Hundreds of yards away, in the dark of night, behind elaborate security and a pane of glass, a conversation ensues which will determine your future. (Just humor). Suppose you wanted to hear what was going on. What you need is a laser window-bounce sound reconstitution device. You could spend thousands of dollars on one, or you could head to radio shack with a couple $ 1 bills. This is how it works: In a microphone, sound waves (differences in the pressure of air) cause a diaphragm to vibrate back and forth, altering its resistance to an electric current.
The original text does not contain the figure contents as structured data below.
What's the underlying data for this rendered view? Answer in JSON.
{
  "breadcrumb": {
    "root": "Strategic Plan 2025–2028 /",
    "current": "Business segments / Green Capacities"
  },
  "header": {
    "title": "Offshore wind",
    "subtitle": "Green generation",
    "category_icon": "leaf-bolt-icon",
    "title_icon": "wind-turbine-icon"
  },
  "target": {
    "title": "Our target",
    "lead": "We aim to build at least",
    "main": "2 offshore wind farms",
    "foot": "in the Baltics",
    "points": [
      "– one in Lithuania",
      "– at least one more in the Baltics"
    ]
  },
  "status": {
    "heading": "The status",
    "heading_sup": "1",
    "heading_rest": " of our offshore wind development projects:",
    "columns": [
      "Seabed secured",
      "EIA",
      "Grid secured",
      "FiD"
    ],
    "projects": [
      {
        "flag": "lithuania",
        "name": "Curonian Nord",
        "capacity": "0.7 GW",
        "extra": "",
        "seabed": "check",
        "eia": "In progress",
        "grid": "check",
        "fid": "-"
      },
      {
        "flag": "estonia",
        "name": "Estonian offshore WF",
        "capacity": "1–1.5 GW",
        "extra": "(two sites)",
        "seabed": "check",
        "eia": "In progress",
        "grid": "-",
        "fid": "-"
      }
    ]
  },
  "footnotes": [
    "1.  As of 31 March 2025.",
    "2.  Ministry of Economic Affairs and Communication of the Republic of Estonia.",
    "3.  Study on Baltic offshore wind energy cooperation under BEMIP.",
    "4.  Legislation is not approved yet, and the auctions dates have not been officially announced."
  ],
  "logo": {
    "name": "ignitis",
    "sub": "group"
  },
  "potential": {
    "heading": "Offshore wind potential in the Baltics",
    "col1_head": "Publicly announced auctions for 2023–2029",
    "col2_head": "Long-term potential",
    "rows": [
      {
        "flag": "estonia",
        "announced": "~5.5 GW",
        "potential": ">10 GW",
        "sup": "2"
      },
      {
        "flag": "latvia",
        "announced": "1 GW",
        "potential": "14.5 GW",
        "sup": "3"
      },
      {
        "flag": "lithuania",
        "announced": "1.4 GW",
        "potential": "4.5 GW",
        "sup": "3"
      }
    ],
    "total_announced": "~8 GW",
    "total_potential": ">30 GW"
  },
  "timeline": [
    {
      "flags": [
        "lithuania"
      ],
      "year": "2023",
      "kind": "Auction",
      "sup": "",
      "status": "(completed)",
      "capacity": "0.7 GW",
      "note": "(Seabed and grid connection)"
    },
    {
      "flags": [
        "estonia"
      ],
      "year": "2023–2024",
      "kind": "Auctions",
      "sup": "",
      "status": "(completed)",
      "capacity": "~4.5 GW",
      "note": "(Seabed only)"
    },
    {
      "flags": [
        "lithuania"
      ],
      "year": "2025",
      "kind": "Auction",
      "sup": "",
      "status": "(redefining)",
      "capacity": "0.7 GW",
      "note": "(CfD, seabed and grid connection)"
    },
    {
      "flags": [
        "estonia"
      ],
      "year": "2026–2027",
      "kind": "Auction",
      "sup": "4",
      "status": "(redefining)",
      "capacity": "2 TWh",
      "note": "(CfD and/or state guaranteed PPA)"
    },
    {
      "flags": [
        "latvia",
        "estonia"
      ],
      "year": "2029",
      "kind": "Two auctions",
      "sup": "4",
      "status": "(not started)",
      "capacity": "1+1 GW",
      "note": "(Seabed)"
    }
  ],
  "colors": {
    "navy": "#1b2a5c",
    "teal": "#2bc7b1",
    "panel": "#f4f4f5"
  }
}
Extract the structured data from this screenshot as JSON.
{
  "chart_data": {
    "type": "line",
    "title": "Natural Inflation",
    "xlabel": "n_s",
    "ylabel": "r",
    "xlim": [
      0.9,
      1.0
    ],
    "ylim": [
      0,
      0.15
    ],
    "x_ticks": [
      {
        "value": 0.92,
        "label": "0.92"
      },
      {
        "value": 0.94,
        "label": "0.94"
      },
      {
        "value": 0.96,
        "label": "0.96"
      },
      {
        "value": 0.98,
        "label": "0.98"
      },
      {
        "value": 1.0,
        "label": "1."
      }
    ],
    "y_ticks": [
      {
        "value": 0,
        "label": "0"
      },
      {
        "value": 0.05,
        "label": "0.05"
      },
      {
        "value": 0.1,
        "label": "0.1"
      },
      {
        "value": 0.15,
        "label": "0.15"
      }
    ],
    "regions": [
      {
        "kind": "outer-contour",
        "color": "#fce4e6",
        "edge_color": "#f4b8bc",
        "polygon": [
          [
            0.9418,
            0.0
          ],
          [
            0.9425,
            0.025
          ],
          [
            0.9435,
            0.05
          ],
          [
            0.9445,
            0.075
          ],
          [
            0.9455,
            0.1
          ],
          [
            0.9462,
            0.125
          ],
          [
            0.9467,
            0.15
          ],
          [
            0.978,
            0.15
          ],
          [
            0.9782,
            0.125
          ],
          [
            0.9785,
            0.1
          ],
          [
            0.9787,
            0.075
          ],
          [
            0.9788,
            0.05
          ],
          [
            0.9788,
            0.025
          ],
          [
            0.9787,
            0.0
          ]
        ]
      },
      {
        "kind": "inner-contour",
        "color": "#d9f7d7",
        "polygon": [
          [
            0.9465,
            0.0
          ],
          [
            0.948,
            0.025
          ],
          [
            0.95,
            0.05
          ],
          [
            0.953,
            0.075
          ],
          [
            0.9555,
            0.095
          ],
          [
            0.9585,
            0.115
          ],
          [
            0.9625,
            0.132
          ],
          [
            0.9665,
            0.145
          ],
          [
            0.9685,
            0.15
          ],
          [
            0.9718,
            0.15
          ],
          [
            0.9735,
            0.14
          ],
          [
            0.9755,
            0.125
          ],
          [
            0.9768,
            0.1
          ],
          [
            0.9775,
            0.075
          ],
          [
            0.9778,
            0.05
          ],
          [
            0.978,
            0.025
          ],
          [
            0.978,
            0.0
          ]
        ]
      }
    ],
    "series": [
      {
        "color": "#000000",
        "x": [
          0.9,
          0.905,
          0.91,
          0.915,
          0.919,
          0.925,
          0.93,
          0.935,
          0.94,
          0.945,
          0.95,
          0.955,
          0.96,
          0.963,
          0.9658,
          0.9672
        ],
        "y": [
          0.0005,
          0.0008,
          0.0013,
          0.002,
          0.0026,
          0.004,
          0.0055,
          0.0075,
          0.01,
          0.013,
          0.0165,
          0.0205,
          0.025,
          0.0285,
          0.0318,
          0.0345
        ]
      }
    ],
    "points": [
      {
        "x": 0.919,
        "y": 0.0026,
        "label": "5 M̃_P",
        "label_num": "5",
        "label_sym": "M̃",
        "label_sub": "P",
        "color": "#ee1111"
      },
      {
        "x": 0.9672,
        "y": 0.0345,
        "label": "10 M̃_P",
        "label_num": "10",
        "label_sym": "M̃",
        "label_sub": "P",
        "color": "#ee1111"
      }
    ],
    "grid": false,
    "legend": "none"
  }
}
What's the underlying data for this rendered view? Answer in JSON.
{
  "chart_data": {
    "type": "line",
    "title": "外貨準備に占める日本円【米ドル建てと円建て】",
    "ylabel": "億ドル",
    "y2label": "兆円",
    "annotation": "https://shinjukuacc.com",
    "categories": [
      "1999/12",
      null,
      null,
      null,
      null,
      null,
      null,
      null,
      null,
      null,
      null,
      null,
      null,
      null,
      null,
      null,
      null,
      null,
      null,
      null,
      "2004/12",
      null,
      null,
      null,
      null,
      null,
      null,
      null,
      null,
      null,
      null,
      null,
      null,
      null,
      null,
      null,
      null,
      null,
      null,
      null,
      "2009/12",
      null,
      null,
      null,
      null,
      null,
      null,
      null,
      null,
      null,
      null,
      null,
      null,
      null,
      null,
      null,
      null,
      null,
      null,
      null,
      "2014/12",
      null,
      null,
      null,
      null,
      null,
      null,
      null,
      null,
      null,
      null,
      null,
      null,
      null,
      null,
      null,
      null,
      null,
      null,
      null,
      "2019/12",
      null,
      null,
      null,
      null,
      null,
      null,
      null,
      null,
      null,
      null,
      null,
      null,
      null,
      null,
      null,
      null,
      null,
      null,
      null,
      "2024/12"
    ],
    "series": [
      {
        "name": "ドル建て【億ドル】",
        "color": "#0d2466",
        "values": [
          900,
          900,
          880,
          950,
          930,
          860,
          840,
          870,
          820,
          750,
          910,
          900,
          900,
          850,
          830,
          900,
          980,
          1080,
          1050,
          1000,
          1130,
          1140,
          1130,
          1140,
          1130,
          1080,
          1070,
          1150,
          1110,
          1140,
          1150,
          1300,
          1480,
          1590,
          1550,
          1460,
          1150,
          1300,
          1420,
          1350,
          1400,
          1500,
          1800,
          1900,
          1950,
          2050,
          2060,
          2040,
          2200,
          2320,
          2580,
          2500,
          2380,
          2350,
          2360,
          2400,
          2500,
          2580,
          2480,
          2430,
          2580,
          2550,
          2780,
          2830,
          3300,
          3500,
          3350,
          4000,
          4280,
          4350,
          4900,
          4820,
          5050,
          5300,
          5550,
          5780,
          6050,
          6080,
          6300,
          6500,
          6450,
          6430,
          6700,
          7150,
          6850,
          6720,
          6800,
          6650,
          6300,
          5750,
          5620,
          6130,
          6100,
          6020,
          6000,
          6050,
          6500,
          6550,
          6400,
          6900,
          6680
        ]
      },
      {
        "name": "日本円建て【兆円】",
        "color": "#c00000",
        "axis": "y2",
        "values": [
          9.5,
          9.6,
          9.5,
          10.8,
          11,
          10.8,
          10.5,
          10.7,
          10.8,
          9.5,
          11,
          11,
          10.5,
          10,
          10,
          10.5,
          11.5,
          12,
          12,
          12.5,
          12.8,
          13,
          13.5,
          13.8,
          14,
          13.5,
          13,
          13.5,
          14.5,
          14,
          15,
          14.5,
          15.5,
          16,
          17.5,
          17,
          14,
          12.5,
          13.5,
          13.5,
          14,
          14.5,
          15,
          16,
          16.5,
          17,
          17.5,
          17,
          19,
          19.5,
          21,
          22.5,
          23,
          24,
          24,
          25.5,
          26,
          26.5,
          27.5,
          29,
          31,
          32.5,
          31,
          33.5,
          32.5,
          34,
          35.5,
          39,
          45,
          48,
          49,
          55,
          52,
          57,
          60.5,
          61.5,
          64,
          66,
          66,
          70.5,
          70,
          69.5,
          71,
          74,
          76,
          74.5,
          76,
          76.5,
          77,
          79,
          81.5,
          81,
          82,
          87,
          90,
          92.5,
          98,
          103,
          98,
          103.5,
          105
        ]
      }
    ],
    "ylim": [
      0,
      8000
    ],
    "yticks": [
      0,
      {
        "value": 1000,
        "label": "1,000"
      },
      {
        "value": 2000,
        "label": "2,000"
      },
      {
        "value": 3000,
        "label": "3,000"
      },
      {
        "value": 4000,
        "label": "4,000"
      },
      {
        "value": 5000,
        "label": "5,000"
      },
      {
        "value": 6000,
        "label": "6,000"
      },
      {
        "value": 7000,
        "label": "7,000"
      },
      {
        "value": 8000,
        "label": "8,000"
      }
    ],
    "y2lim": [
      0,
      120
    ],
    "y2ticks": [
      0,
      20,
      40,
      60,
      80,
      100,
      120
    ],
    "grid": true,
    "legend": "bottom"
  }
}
When an electric current passes through said diaphragm, the output forms a complex signal which can then be reinterpeted by speakers or a recording device as sound. The device shown here works in a very similar way. Sound bounces off of a window, causing miniscule vibrations (acting like the microphone's diaphragm). Click for Crude Diagram When a laser is trained on the window, its reflection will vibrate with the sound. The laser's reflection, if converted to an electrical signal can now be recorded as sound. I will outline how I made my own (cost me $ 3, hope yours is the same or less) - the technically savy among you will spot the countless variations possible on this basic idea.

The Laser

You need:

  1. 1 Pair of old headphones
  2. A laptop or other device capable of recording sound from a 1/8" jack
  3. 1 package of Cadmium Sulfide Photocells from Radioshack
  4. Soldering Equipment
  5. Laser Pointer (red or green is fine, infrared would be extremely difficult to detect by the surveiled yet would also be difficult to use, at first)
  6. Tripod or two
  7. Room with window and a conversation

The Laser Listener

How To:

  1. Cut the wire free from the old pair of headphones.
  2. Solder a cadmium sulfide cell onto the headphones to form a circuit where the cell acts as a resisor.
  3. Aim the (stabilized) laser at (the center of a large) window, and position the reflected dot onto the (stabilized) photo cell. Using a (stabilized) lens, focus the laser's beam onto the cell. If during the day, shade the photo cell from sunlight by placing it at the back end of a dark tube, so that only the laser will reach it.
  4. Plug the headphone wire into your recording device, make sure there's some action inside the room, and begin recording.
  5. Post editing: grab your favorite sound editing software, and play around with it, until through "denoising", "dehissing", and boosting the volume up, the conversation becomes clear. Alternatively, a circuit can be constructed to do this analog, before the signal reaches the recorder (which may be helpful for real-time listening).